HIV-transmission risk increases during violent or forced-sex situations. The abrasions caused through forced penetration facilitate entry of the virus – a fact that is especially true for adolescent girls, whose reproductive tracts are less fully developed. Women fearing violence are less able to protect themselves from infection: They do not have the power to negotiate for safe sex or to refuse unwanted sex, they do not get tested for HIV, and they fail to seek treatment after infection. Fear of violence is also an undermining factor in terms of seeking treatment. Dr. Kinyanjui notes that women may hesitate to be tested for HIV or fail to return for the results because they are afraid that disclosing their HIV positive status may result in physical violence, expulsion from their home or social ostracism.

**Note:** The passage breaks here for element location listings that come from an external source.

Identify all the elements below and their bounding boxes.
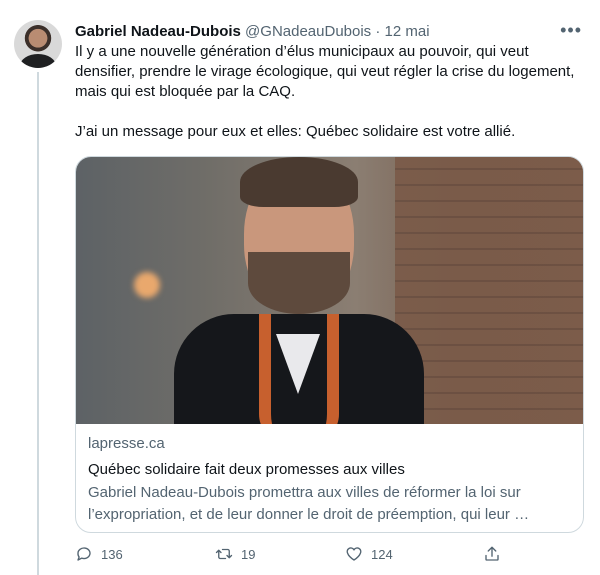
reply-count: 136 bbox=[101, 546, 123, 562]
card-description: Gabriel Nadeau-Dubois promettra aux vill… bbox=[88, 484, 530, 523]
tweet-date[interactable]: 12 mai bbox=[385, 23, 430, 40]
separator-dot: · bbox=[375, 23, 381, 40]
card-meta: lapresse.ca Québec solidaire fait deux p… bbox=[88, 434, 573, 526]
reply-button[interactable]: 136 bbox=[75, 545, 123, 563]
tweet-text: Il y a une nouvelle génération d’élus mu… bbox=[75, 42, 575, 162]
retweet-count: 19 bbox=[241, 546, 256, 562]
card-title: Québec solidaire fait deux promesses aux… bbox=[88, 461, 405, 478]
like-button[interactable]: 124 bbox=[345, 545, 393, 563]
bokeh-light bbox=[134, 272, 160, 298]
retweet-button[interactable]: 19 bbox=[215, 545, 255, 563]
card-image bbox=[76, 157, 583, 424]
tweet-header: Gabriel Nadeau-Dubois @GNadeauDubois · 1… bbox=[75, 22, 430, 42]
retweet-icon bbox=[215, 548, 233, 560]
share-icon bbox=[485, 546, 499, 561]
beard bbox=[248, 252, 350, 314]
author-avatar[interactable] bbox=[14, 20, 62, 68]
link-preview-card[interactable]: lapresse.ca Québec solidaire fait deux p… bbox=[75, 156, 584, 533]
author-handle[interactable]: @GNadeauDubois bbox=[245, 23, 371, 40]
more-options-icon[interactable]: ••• bbox=[560, 21, 582, 39]
reply-icon bbox=[77, 547, 91, 561]
card-domain: lapresse.ca bbox=[88, 435, 165, 452]
like-count: 124 bbox=[371, 546, 393, 562]
scarf bbox=[259, 314, 339, 424]
tweet-actions: 136 19 124 bbox=[75, 545, 505, 567]
heart-icon bbox=[346, 547, 362, 561]
author-name[interactable]: Gabriel Nadeau-Dubois bbox=[75, 23, 241, 40]
tweet-paragraph-2: J’ai un message pour eux et elles: Québe… bbox=[75, 123, 516, 140]
avatar-silhouette bbox=[20, 54, 56, 68]
portrait bbox=[174, 157, 424, 424]
thread-line bbox=[37, 72, 39, 575]
hair bbox=[240, 157, 358, 207]
share-button[interactable] bbox=[483, 545, 501, 563]
tweet-paragraph-1: Il y a une nouvelle génération d’élus mu… bbox=[75, 43, 575, 100]
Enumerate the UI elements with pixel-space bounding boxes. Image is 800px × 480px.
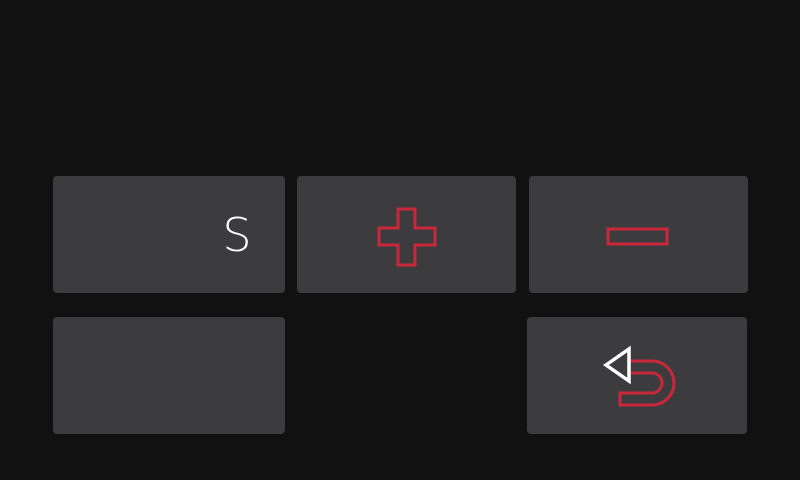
s-key-label: S <box>222 208 252 262</box>
plus-key-button[interactable] <box>297 176 516 293</box>
s-key-button[interactable]: S <box>53 176 285 293</box>
blank-key-button[interactable] <box>53 317 285 434</box>
back-key-button[interactable] <box>527 317 747 434</box>
keypad-screen: S <box>0 0 800 480</box>
minus-key-button[interactable] <box>529 176 748 293</box>
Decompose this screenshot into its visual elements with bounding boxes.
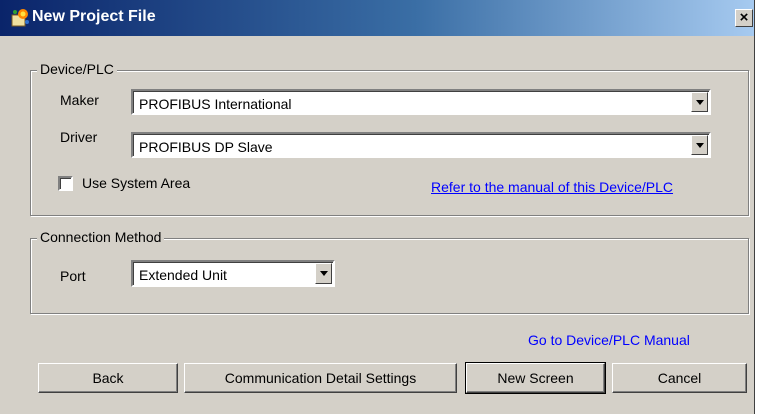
port-label: Port: [60, 268, 86, 284]
use-system-area-checkbox[interactable]: [58, 176, 73, 191]
new-screen-button[interactable]: New Screen: [465, 362, 606, 394]
chevron-down-icon[interactable]: [315, 263, 332, 284]
new-project-dialog: New Project File × Device/PLC Maker PROF…: [0, 0, 755, 414]
communication-detail-settings-button[interactable]: Communication Detail Settings: [184, 363, 457, 393]
maker-select[interactable]: PROFIBUS International: [131, 89, 711, 115]
title-bar[interactable]: New Project File ×: [0, 0, 754, 36]
connection-method-group-label: Connection Method: [37, 229, 165, 245]
chevron-down-icon[interactable]: [691, 135, 708, 155]
device-manual-link[interactable]: Refer to the manual of this Device/PLC: [431, 179, 673, 195]
use-system-area-label[interactable]: Use System Area: [82, 175, 190, 191]
cancel-button[interactable]: Cancel: [612, 363, 747, 393]
port-value: Extended Unit: [139, 267, 227, 283]
chevron-down-icon[interactable]: [691, 92, 708, 112]
driver-label: Driver: [60, 129, 98, 145]
close-button[interactable]: ×: [735, 9, 753, 27]
maker-label: Maker: [60, 92, 99, 108]
device-manual-link-bottom[interactable]: Go to Device/PLC Manual: [528, 332, 690, 348]
port-select[interactable]: Extended Unit: [131, 260, 335, 287]
back-button[interactable]: Back: [38, 363, 178, 393]
driver-value: PROFIBUS DP Slave: [139, 139, 273, 155]
maker-value: PROFIBUS International: [139, 96, 292, 112]
device-plc-group-label: Device/PLC: [37, 61, 117, 77]
close-icon: ×: [739, 9, 749, 26]
project-app-icon: [11, 9, 29, 27]
dialog-title: New Project File: [32, 8, 156, 25]
driver-select[interactable]: PROFIBUS DP Slave: [131, 132, 711, 158]
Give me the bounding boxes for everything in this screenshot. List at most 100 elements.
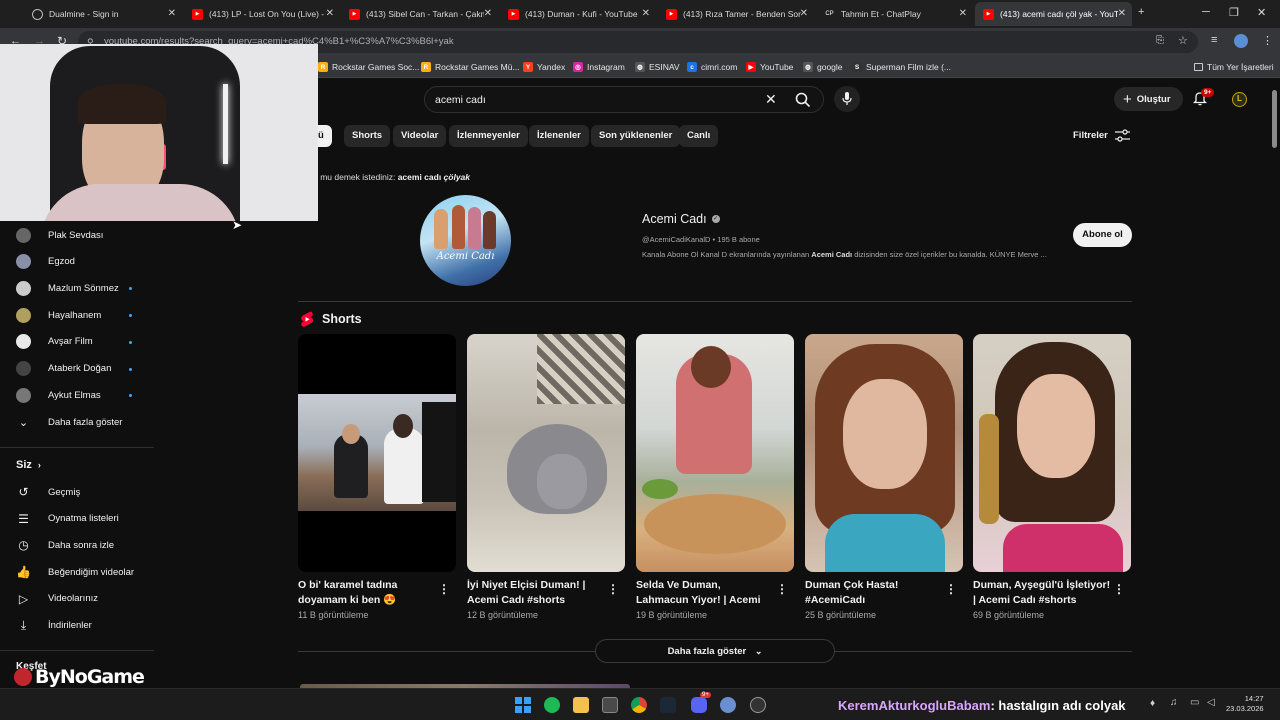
close-window-button[interactable]: ✕: [1257, 6, 1266, 19]
network-icon[interactable]: ▭: [1190, 697, 1199, 708]
short-thumbnail[interactable]: [973, 334, 1131, 572]
sidebar-subscription[interactable]: Mazlum Sönmez: [16, 278, 119, 298]
short-title[interactable]: Duman Çok Hasta! #AcemiCadı: [805, 578, 943, 607]
more-options-icon[interactable]: ⋮: [945, 582, 957, 596]
search-box[interactable]: acemi cadı ✕: [424, 86, 824, 113]
steam-icon[interactable]: [660, 697, 676, 713]
spotify-icon[interactable]: [544, 697, 560, 713]
close-tab-icon[interactable]: ✕: [800, 8, 808, 19]
sidebar-you-item[interactable]: ◷ Daha sonra izle: [16, 535, 114, 555]
new-tab-button[interactable]: +: [1138, 6, 1144, 18]
menu-kebab-icon[interactable]: ⋮: [1262, 34, 1273, 47]
close-tab-icon[interactable]: ✕: [959, 8, 967, 19]
close-tab-icon[interactable]: ✕: [168, 8, 176, 19]
sidebar-subscription[interactable]: Hayalhanem: [16, 305, 101, 325]
voice-search-button[interactable]: [834, 86, 860, 112]
sidebar-you-item[interactable]: ⤓ İndirilenler: [16, 616, 92, 636]
app-icon[interactable]: [720, 697, 736, 713]
filter-chip[interactable]: İzlenmeyenler: [449, 125, 528, 147]
app-icon[interactable]: [750, 697, 766, 713]
short-title[interactable]: İyi Niyet Elçisi Duman! | Acemi Cadı #sh…: [467, 578, 605, 607]
short-card[interactable]: O bi' karamel tadına doyamam ki ben 😍 Ac…: [298, 334, 456, 620]
short-thumbnail[interactable]: [298, 334, 456, 572]
bookmark-item[interactable]: ▶ YouTube: [746, 60, 793, 74]
close-tab-icon[interactable]: ✕: [326, 8, 334, 19]
extensions-icon[interactable]: ≡: [1211, 34, 1217, 46]
more-options-icon[interactable]: ⋮: [438, 582, 450, 596]
bookmark-item[interactable]: R Rockstar Games Soc...: [318, 60, 419, 74]
filter-chip[interactable]: Videolar: [393, 125, 447, 147]
chrome-icon[interactable]: [631, 697, 647, 713]
minimize-button[interactable]: ─: [1202, 6, 1210, 18]
subscribe-button[interactable]: Abone ol: [1073, 223, 1132, 247]
filter-chip[interactable]: Canlı: [679, 125, 719, 147]
filter-chip[interactable]: Son yüklenenler: [591, 125, 681, 147]
file-explorer-icon[interactable]: [573, 697, 589, 713]
close-tab-icon[interactable]: ✕: [642, 8, 650, 19]
sidebar-show-more[interactable]: ⌄ Daha fazla göster: [16, 412, 123, 432]
sidebar-subscription[interactable]: Plak Sevdası: [16, 225, 103, 245]
sidebar-subscription[interactable]: Avşar Film: [16, 332, 93, 352]
short-title[interactable]: Duman, Ayşegül'ü İşletiyor! | Acemi Cadı…: [973, 578, 1111, 607]
more-options-icon[interactable]: ⋮: [1113, 582, 1125, 596]
filter-chip[interactable]: Shorts: [344, 125, 391, 147]
sidebar-subscription[interactable]: Egzod: [16, 252, 75, 272]
short-card[interactable]: Selda Ve Duman, Lahmacun Yiyor! | Acemi …: [636, 334, 794, 620]
filters-button[interactable]: Filtreler: [1073, 129, 1130, 142]
sidebar-you-item[interactable]: ↺ Geçmiş: [16, 482, 80, 502]
windows-start-icon[interactable]: [515, 697, 531, 713]
bookmark-item[interactable]: R Rockstar Games Mü...: [421, 60, 520, 74]
you-section-header[interactable]: Siz ›: [16, 459, 41, 471]
sidebar-you-item[interactable]: ▷ Videolarınız: [16, 589, 98, 609]
steam-tray-icon[interactable]: ♦: [1150, 698, 1155, 709]
bookmark-item[interactable]: S Superman Film izle (...: [852, 60, 951, 74]
short-thumbnail[interactable]: [467, 334, 625, 572]
short-thumbnail[interactable]: [636, 334, 794, 572]
sidebar-subscription[interactable]: Ataberk Doğan: [16, 359, 111, 379]
more-options-icon[interactable]: ⋮: [607, 582, 619, 596]
install-app-icon[interactable]: ⎘: [1156, 35, 1164, 46]
notifications-button[interactable]: 9+: [1192, 88, 1215, 111]
browser-tab[interactable]: ▶ (413) Duman - Kufi - YouTube ✕: [500, 2, 656, 26]
microphone-tray-icon[interactable]: ♫: [1170, 697, 1178, 708]
browser-tab[interactable]: CP Tahmin Et - ChatPlay ✕: [816, 2, 973, 26]
account-avatar[interactable]: L: [1232, 92, 1247, 107]
page-scrollbar[interactable]: [1272, 90, 1277, 148]
filter-chip[interactable]: İzlenenler: [529, 125, 589, 147]
sidebar-you-item[interactable]: ☰ Oynatma listeleri: [16, 509, 119, 529]
short-card[interactable]: Duman, Ayşegül'ü İşletiyor! | Acemi Cadı…: [973, 334, 1131, 620]
close-tab-icon[interactable]: ✕: [1118, 8, 1126, 19]
browser-tab[interactable]: ▶ (413) LP - Lost On You (Live) - Y ✕: [184, 2, 340, 26]
short-card[interactable]: Duman Çok Hasta! #AcemiCadı 25 B görüntü…: [805, 334, 963, 620]
clear-search-icon[interactable]: ✕: [765, 91, 777, 108]
browser-tab[interactable]: ▶ (413) Rıza Tamer - Benden Son ✕: [658, 2, 814, 26]
bookmark-item[interactable]: c cimri.com: [687, 60, 737, 74]
store-icon[interactable]: [602, 697, 618, 713]
volume-icon[interactable]: ◁: [1207, 697, 1215, 708]
discord-icon[interactable]: 9+: [691, 692, 711, 713]
short-title[interactable]: O bi' karamel tadına doyamam ki ben 😍 Ac…: [298, 578, 436, 607]
bookmark-item[interactable]: Y Yandex: [523, 60, 565, 74]
channel-name-row[interactable]: Acemi Cadı ✓: [642, 212, 720, 226]
browser-tab[interactable]: Dualmine - Sign in ✕: [24, 2, 182, 26]
bookmark-item[interactable]: ◎ Instagram: [573, 60, 625, 74]
profile-avatar[interactable]: [1234, 34, 1248, 48]
create-button[interactable]: + Oluştur: [1114, 87, 1183, 111]
bookmark-item[interactable]: ◍ google: [803, 60, 843, 74]
all-bookmarks-folder[interactable]: Tüm Yer İşaretleri: [1194, 60, 1274, 74]
short-thumbnail[interactable]: [805, 334, 963, 572]
channel-avatar[interactable]: Acemi Cadı: [420, 195, 511, 286]
more-options-icon[interactable]: ⋮: [776, 582, 788, 596]
search-input[interactable]: acemi cadı: [435, 94, 486, 106]
show-more-shorts-button[interactable]: Daha fazla göster ⌄: [595, 639, 835, 663]
sidebar-subscription[interactable]: Aykut Elmas: [16, 385, 101, 405]
short-title[interactable]: Selda Ve Duman, Lahmacun Yiyor! | Acemi …: [636, 578, 774, 607]
short-card[interactable]: İyi Niyet Elçisi Duman! | Acemi Cadı #sh…: [467, 334, 625, 620]
browser-tab[interactable]: ▶ (413) acemi cadı çöl yak - YouT ✕: [975, 2, 1132, 26]
maximize-button[interactable]: ❐: [1229, 6, 1239, 19]
bookmark-star-icon[interactable]: ☆: [1178, 34, 1188, 47]
search-icon[interactable]: [795, 92, 811, 108]
bookmark-item[interactable]: ◍ ESINAV: [635, 60, 680, 74]
did-you-mean-link[interactable]: acemi cadı çölyak: [398, 172, 470, 182]
close-tab-icon[interactable]: ✕: [484, 8, 492, 19]
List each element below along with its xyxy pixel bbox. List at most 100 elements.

Addressing violence against women and girls in the fight against HIV/AIDS is particularly difficult as most intervention strategies focus on the more traditional ways of containing the epidemic, such as condom use, antiretroviral drugs, and treatment for STIs. Nevertheless, long-term prevention programs need to address underlying social issues in addition to changing public policy. According to Dr. Kinyanjui, laws and policies must also respect the principles of autonomy in health-care decision-making; guarantee free and informed consent, privacy and confidentiality; prohibit mandatory HIV testing; prohibit screening procedures that are not of benefit to the individual or the public; and ban involuntary treatment and mandatory third-party authorization and notification requirements.
All of us have a responsibility to dispel the harmful myths surrounding HIV and advocate for people who may be impacted by them. Educating yourself and people around you about the facts surrounding HIV is a great place to start.